Introduction to Bynum

The commonly accepted territory of Bynum includes the area immediately off of Bynum Road. The town grew up around the mill, which was set on the Haw River. The mill would later become the sight of the Bynum Manufacturing Company, established in 1872 to make cotton goods (Hadley: 1971). Originally, the company built 14 cotton mill houses available for rent to its employees (Eventually that number increased to 38). As the mill grew, the town grew and became a vibrant community. In the 1930’s there were five stores, a movie theater, and a high school in Bynum. As one native Bynum resident said, “You never had to leave Bynum at all back then. Everything you needed was walking distance” (interview: 2003).

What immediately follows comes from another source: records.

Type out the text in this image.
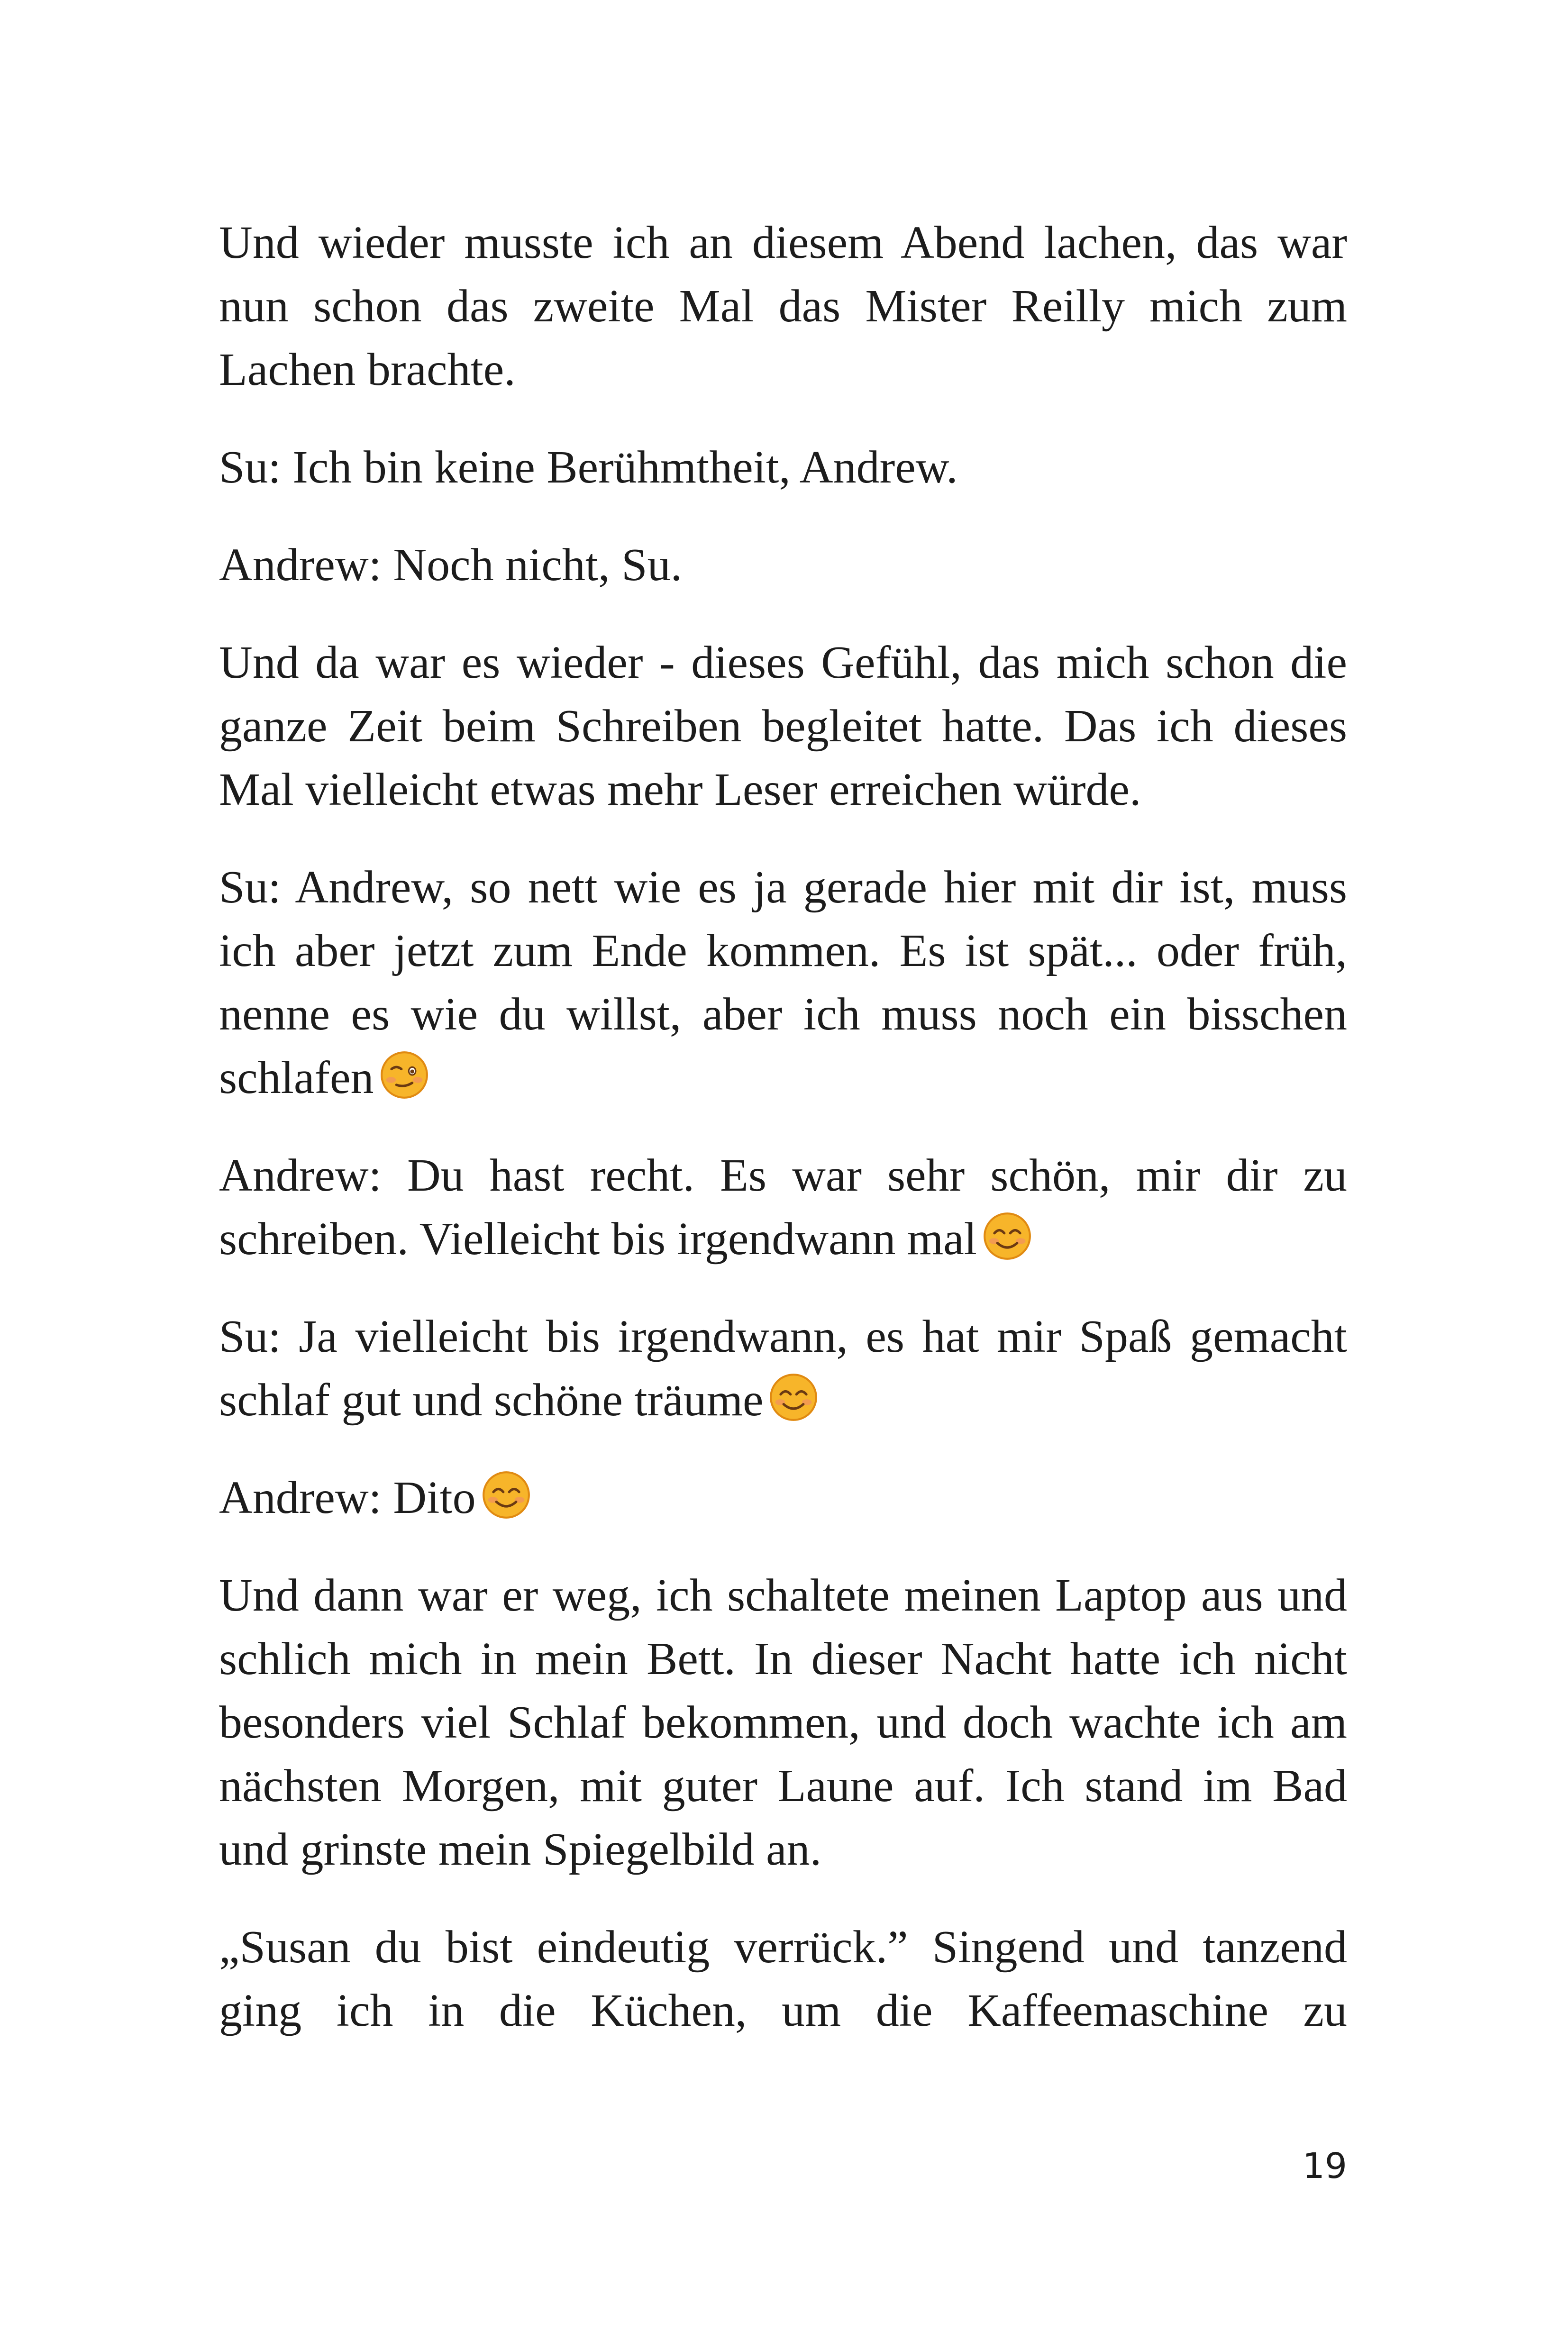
Und wieder musste ich an diesem Abend lachen, das war nun schon das zweite Mal das Mister Reilly mich zum Lachen brachte.

Su: Ich bin keine Berühmtheit, Andrew.

Andrew: Noch nicht, Su.

Und da war es wieder - dieses Gefühl, das mich schon die ganze Zeit beim Schreiben begleitet hatte. Das ich dieses Mal vielleicht etwas mehr Leser erreichen würde.

Su: Andrew, so nett wie es ja gerade hier mit dir ist, muss ich aber jetzt zum Ende kommen. Es ist spät... oder früh, nenne es wie du willst, aber ich muss noch ein bisschen schlafen

Andrew: Du hast recht. Es war sehr schön, mir dir zu schreiben. Vielleicht bis irgendwann mal

Su: Ja vielleicht bis irgendwann, es hat mir Spaß gemacht schlaf gut und schöne träume

Andrew: Dito

Und dann war er weg, ich schaltete meinen Laptop aus und schlich mich in mein Bett. In dieser Nacht hatte ich nicht besonders viel Schlaf bekommen, und doch wachte ich am nächsten Morgen, mit guter Laune auf. Ich stand im Bad und grinste mein Spiegelbild an.

„Susan du bist eindeutig verrück.” Singend und tanzend ging ich in die Küchen, um die Kaffeemaschine zu

19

Today, Bynum is much different. The mill is gone; closed down and burnt out. New houses have been added to the landscape. The only store that remains in town is the Bynum General Store which also serves as a post office and social gathering space. And the native residents of Bynum are disappearing.

Rural Gentrification

As with urban gentrification, rural gentrification begins with an area in decline. This decline is both economic and aesthetic. In the case of Bynum, the decline was the closing of the mill. This forced some people to leave the community which opened up vacancies for new people to move in. The company sold off the houses, but due to the company credit system, many of the native residents were too poor to purchase the houses in which they had lived their entire lives. Attracted to Bynum by the low property values and its quaint, down-home feel, new people quickly bought up the properties and the process of rural gentrification in Bynum came into full swing.

The gentrification of Bynum has both proponents and opponents. But regardless of where you stand on the issue, it is clear that the effects of gentrification have changed Bynum’s, physical, economic, social, and cultural landscape.